📘 Chapter 10 Summary – Inference for Two Samples

Overview

Chapter 10 extends hypothesis testing and confidence interval concepts to compare two populations. It covers methods for:

📂 PPT Slides

Download Chapter 10 Slides (ch10.pptx)

Two Independent Samples (Means)

Equal Variances Assumed (Pooled t-test)

Use when two samples are independent and population variances are assumed equal.

Test statistic:

t = (X̄₁ - X̄₂) / sqrt[ sp²(1/n₁ + 1/n₂) ]
where sp² = [(n₁ - 1)s₁² + (n₂ - 1)s₂²] / (n₁ + n₂ - 2)

df: n₁ + n₂ - 2

Unequal Variances (Welch's t-test)

Use when variances are not assumed equal.

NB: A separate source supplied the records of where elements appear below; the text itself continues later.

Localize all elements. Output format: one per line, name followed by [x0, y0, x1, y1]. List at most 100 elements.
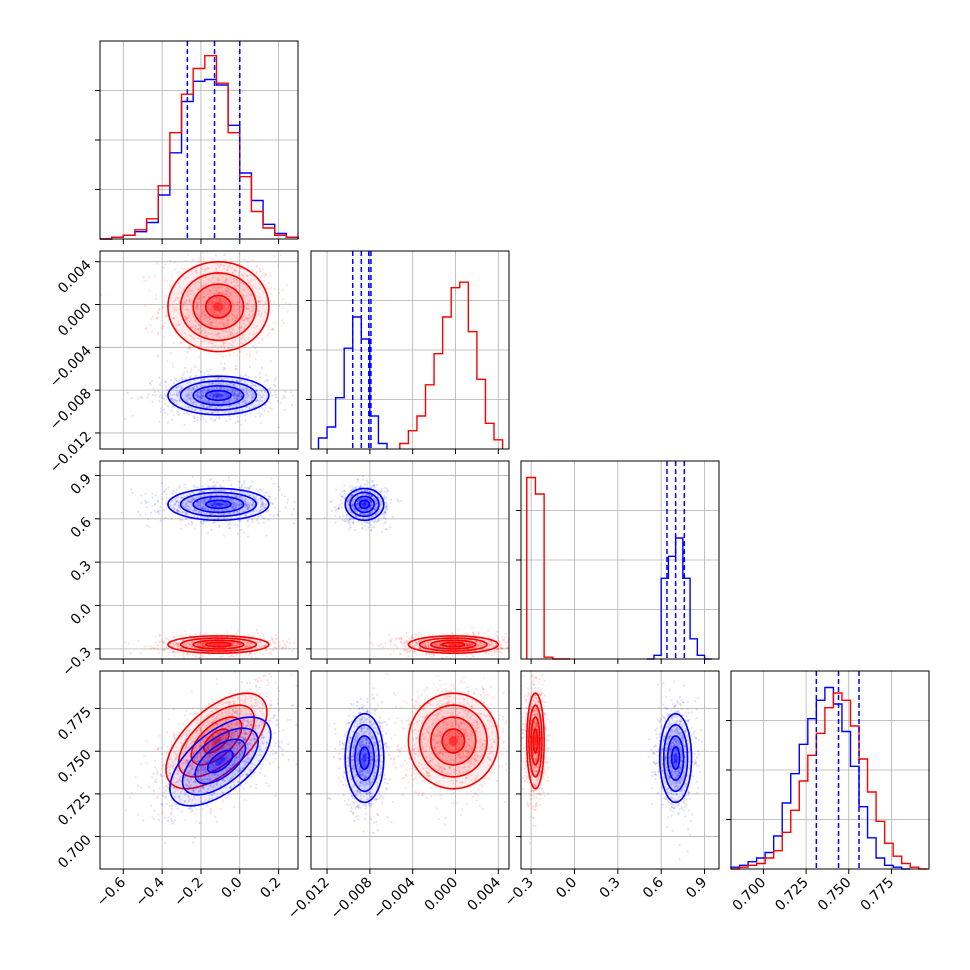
scatter-point: [373, 507, 376, 510]
scatter-point: [276, 513, 279, 516]
scatter-point: [189, 394, 192, 397]
scatter-point: [219, 310, 222, 313]
scatter-point: [370, 528, 373, 532]
scatter-point: [186, 371, 189, 374]
scatter-point: [212, 393, 215, 396]
scatter-point: [217, 377, 220, 381]
scatter-point: [367, 516, 370, 519]
scatter-point: [350, 494, 353, 497]
scatter-point: [354, 510, 357, 513]
scatter-point: [281, 493, 284, 496]
scatter-point: [238, 643, 241, 646]
scatter-point: [215, 307, 218, 310]
scatter-point: [218, 387, 221, 390]
contour-panel-2-0: 0.90.60.30.0−0.3: [59, 460, 299, 680]
scatter-point: [362, 512, 365, 516]
scatter-point: [201, 394, 204, 397]
scatter-point: [183, 423, 186, 426]
scatter-point: [366, 508, 370, 511]
scatter-point: [269, 386, 272, 390]
scatter-point: [218, 502, 221, 505]
scatter-point: [162, 648, 166, 651]
scatter-point: [211, 395, 214, 398]
scatter-point: [190, 392, 193, 395]
scatter-point: [257, 510, 261, 513]
density-fill-blue: [213, 502, 224, 506]
scatter-point: [218, 525, 221, 528]
scatter-point: [244, 394, 247, 397]
scatter-point: [182, 304, 185, 307]
scatter-point: [246, 394, 249, 397]
scatter-point: [217, 643, 220, 646]
scatter-point: [237, 393, 240, 396]
scatter-point: [234, 365, 237, 368]
scatter-point: [374, 498, 377, 501]
scatter-point: [160, 482, 163, 485]
scatter-point: [197, 643, 200, 646]
scatter-point: [374, 503, 377, 506]
scatter-point: [227, 401, 230, 404]
scatter-point: [230, 281, 233, 284]
scatter-point: [210, 405, 213, 408]
scatter-point: [374, 503, 377, 506]
scatter-point: [384, 509, 387, 512]
scatter-point: [218, 502, 221, 505]
scatter-point: [209, 324, 212, 327]
scatter-point: [177, 510, 180, 513]
scatter-point: [209, 486, 212, 489]
scatter-point: [219, 262, 222, 265]
scatter-point: [174, 299, 177, 302]
scatter-point: [254, 375, 257, 379]
scatter-point: [231, 328, 234, 331]
scatter-point: [228, 513, 231, 516]
scatter-point: [185, 412, 188, 415]
scatter-point: [201, 268, 204, 271]
scatter-point: [165, 493, 168, 496]
scatter-point: [153, 503, 157, 506]
scatter-point: [221, 642, 225, 646]
scatter-point: [270, 286, 273, 289]
scatter-point: [245, 503, 248, 506]
scatter-point: [152, 646, 155, 649]
scatter-point: [185, 398, 188, 401]
scatter-point: [238, 301, 241, 304]
scatter-point: [179, 510, 182, 513]
scatter-point: [186, 293, 189, 296]
scatter-point: [181, 496, 184, 499]
scatter-point: [188, 297, 191, 300]
scatter-point: [199, 506, 202, 510]
scatter-point: [200, 390, 203, 393]
scatter-point: [235, 332, 238, 335]
scatter-point: [359, 485, 362, 489]
scatter-point: [278, 510, 281, 513]
scatter-point: [164, 263, 167, 266]
scatter-point: [405, 639, 408, 642]
scatter-point: [268, 388, 271, 391]
scatter-point: [218, 643, 221, 646]
scatter-point: [233, 494, 236, 497]
scatter-point: [242, 531, 245, 534]
scatter-point: [211, 382, 214, 385]
scatter-point: [207, 295, 210, 298]
scatter-point: [359, 486, 362, 489]
scatter-point: [204, 315, 207, 318]
scatter-point: [496, 647, 499, 651]
scatter-point: [381, 512, 384, 515]
scatter-point: [285, 284, 288, 287]
scatter-point: [365, 493, 368, 496]
scatter-point: [202, 645, 205, 648]
scatter-point: [361, 493, 364, 496]
scatter-point: [239, 379, 243, 382]
scatter-point: [239, 350, 242, 353]
scatter-point: [271, 327, 274, 331]
scatter-point: [260, 412, 263, 415]
scatter-point: [231, 643, 234, 646]
scatter-point: [226, 287, 230, 290]
scatter-point: [198, 324, 201, 327]
scatter-point: [226, 334, 230, 337]
scatter-point: [215, 314, 218, 317]
scatter-point: [257, 490, 260, 493]
scatter-point: [224, 279, 227, 282]
scatter-point: [234, 399, 237, 403]
scatter-point: [154, 494, 157, 497]
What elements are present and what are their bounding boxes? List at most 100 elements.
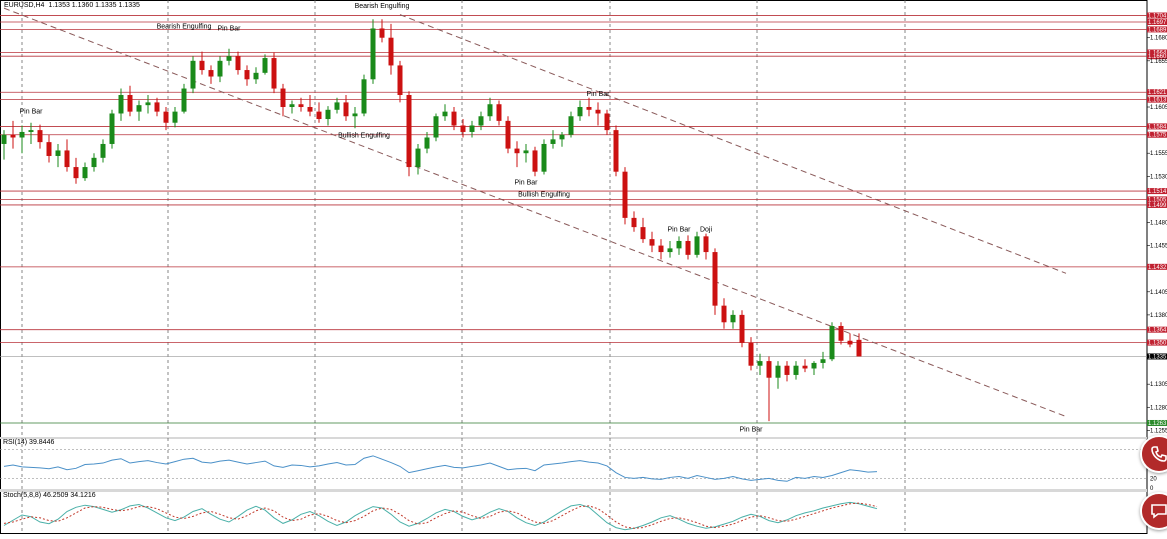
candle bbox=[271, 52, 277, 94]
candle-body bbox=[559, 134, 565, 140]
candle-body bbox=[838, 325, 844, 341]
candle-body bbox=[109, 113, 115, 144]
candle bbox=[550, 130, 556, 149]
candle-body bbox=[550, 139, 556, 144]
level-price-label: 1.1575 bbox=[1148, 133, 1167, 139]
candle bbox=[613, 125, 619, 177]
level-price-label: 1.1613 bbox=[1148, 98, 1167, 104]
candle-body bbox=[676, 240, 682, 249]
candle bbox=[721, 298, 727, 329]
candle-body bbox=[64, 150, 70, 168]
pattern-label: Doji bbox=[700, 227, 713, 234]
price-tick-label: 1.1280 bbox=[1150, 405, 1167, 411]
candle bbox=[379, 19, 385, 43]
candle-body bbox=[334, 102, 340, 110]
level-price-label: 1.1364 bbox=[1148, 328, 1167, 334]
candle-body bbox=[37, 130, 43, 143]
candle bbox=[46, 134, 52, 163]
call-button[interactable] bbox=[1140, 435, 1167, 473]
stoch-panel bbox=[3, 501, 878, 531]
candle-body bbox=[163, 111, 169, 123]
pattern-label: Pin Bar bbox=[740, 426, 764, 433]
candle bbox=[37, 124, 43, 149]
candle bbox=[757, 353, 763, 375]
level-price-tag bbox=[1147, 26, 1167, 33]
pattern-label: Pin Bar bbox=[515, 180, 539, 187]
candle-body bbox=[442, 111, 448, 117]
candle-body bbox=[190, 60, 196, 89]
candle bbox=[694, 231, 700, 258]
candle bbox=[316, 102, 322, 123]
candle bbox=[253, 67, 259, 84]
candle bbox=[361, 74, 367, 117]
candle bbox=[640, 217, 646, 243]
panel-separator bbox=[0, 437, 1147, 439]
candle-body bbox=[802, 365, 808, 369]
candle bbox=[685, 235, 691, 260]
level-price-label: 1.1499 bbox=[1148, 203, 1167, 209]
level-price-tag bbox=[1147, 188, 1167, 195]
candle bbox=[595, 102, 601, 126]
level-price-label: 1.1505 bbox=[1148, 197, 1167, 203]
price-tick-label: 1.1455 bbox=[1150, 244, 1167, 250]
candle-body bbox=[514, 148, 520, 154]
candle-body bbox=[766, 361, 772, 378]
price-tick-label: 1.1605 bbox=[1150, 105, 1167, 111]
candle-body bbox=[748, 342, 754, 366]
chat-button[interactable] bbox=[1140, 492, 1167, 530]
candle bbox=[793, 361, 799, 380]
pattern-label: Bearish Engulfing bbox=[157, 23, 212, 30]
phone-icon bbox=[1151, 446, 1167, 462]
level-price-tag bbox=[1147, 339, 1167, 346]
pattern-label: Bullish Engulfing bbox=[518, 192, 570, 199]
candle bbox=[226, 48, 232, 66]
price-tick-label: 1.1530 bbox=[1150, 174, 1167, 180]
candle bbox=[136, 100, 142, 121]
pattern-annotations: Pin Bar Bearish Engulfing Pin Bar Bearish E… bbox=[20, 3, 764, 433]
candle bbox=[433, 113, 439, 142]
candle-body bbox=[388, 37, 394, 66]
candle bbox=[478, 111, 484, 131]
candle-body bbox=[640, 227, 646, 240]
candle bbox=[586, 97, 592, 117]
candle-body bbox=[604, 113, 610, 131]
candle bbox=[262, 54, 268, 75]
level-price-label: 1.1584 bbox=[1148, 124, 1167, 130]
candle-body bbox=[307, 107, 313, 112]
candle-body bbox=[649, 239, 655, 246]
candle-body bbox=[469, 125, 475, 132]
candle-body bbox=[46, 142, 52, 156]
candle-body bbox=[721, 305, 727, 323]
level-price-label: 1.1660 bbox=[1148, 54, 1167, 60]
trendline bbox=[399, 14, 1067, 274]
candle bbox=[658, 239, 664, 260]
candle bbox=[838, 322, 844, 345]
candle bbox=[145, 95, 151, 114]
candle-body bbox=[847, 340, 853, 345]
candle-body bbox=[703, 236, 709, 253]
price-tick-label: 1.1405 bbox=[1150, 290, 1167, 296]
candle-body bbox=[208, 70, 214, 77]
candle-body bbox=[325, 109, 331, 120]
rsi-header: RSI(14) 39.8446 bbox=[3, 439, 54, 446]
candle bbox=[172, 107, 178, 128]
candle-body bbox=[145, 102, 151, 106]
price-tick-label: 1.1305 bbox=[1150, 382, 1167, 388]
candle bbox=[64, 139, 70, 172]
level-price-label: 1.1704 bbox=[1148, 14, 1167, 20]
price-tick-label: 1.1655 bbox=[1150, 59, 1167, 65]
level-price-label: 1.1432 bbox=[1148, 265, 1167, 271]
candle-body bbox=[739, 314, 745, 343]
price-tick-label: 1.1555 bbox=[1150, 151, 1167, 157]
candle-body bbox=[289, 104, 295, 108]
candle bbox=[388, 23, 394, 75]
candle bbox=[1, 130, 7, 160]
price-tick-label: 1.1255 bbox=[1150, 428, 1167, 434]
candle-body bbox=[784, 365, 790, 375]
trendline bbox=[3, 7, 1067, 417]
candle bbox=[82, 162, 88, 181]
stoch-header: Stoch(5,8,8) 46.2509 34.1216 bbox=[3, 492, 96, 499]
price-axis: 1.1680 1.1655 1.1605 1.1555 1.1530 1.1480 1.14… bbox=[1147, 36, 1167, 492]
price-tick-label: 1.1480 bbox=[1150, 221, 1167, 227]
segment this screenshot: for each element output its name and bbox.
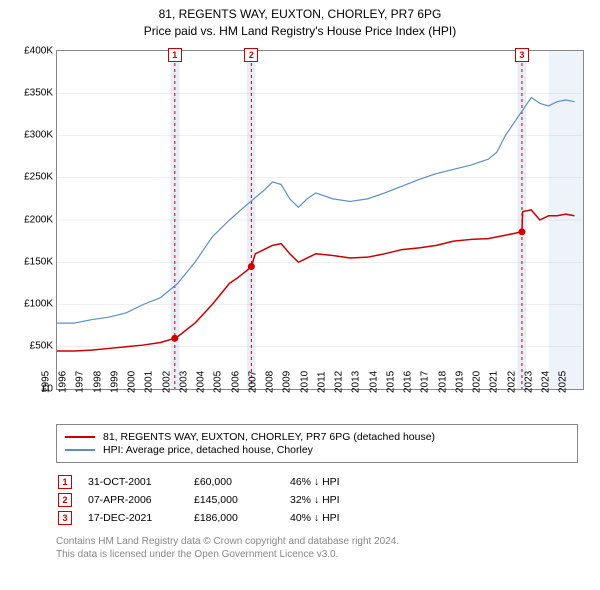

t = (X̄₁ - X̄₂) / sqrt[ s₁²/n₁ + s₂²/n₂ ]

df: complicated Satterthwaite formula (Excel or software handles this)

Confidence Interval:

(X̄₁ - X̄₂) ± tα/2 × SE

Paired Samples (Dependent Data)

Use when comparing two sets of related data, such as before-and-after measurements.

t = (D̄ - 0) / (sD / sqrt(n))

Where D̄ = mean of the differences and sD = std dev of the differences.

Two Population Variances (F-test)

To test if two variances are equal:

F = s₁² / s₂² (s₁² > s₂² by convention)
dfnumerator = n₁ - 1, dfdenominator = n₂ - 1

Compare to critical value from F-table or use F.DIST.RT in Excel.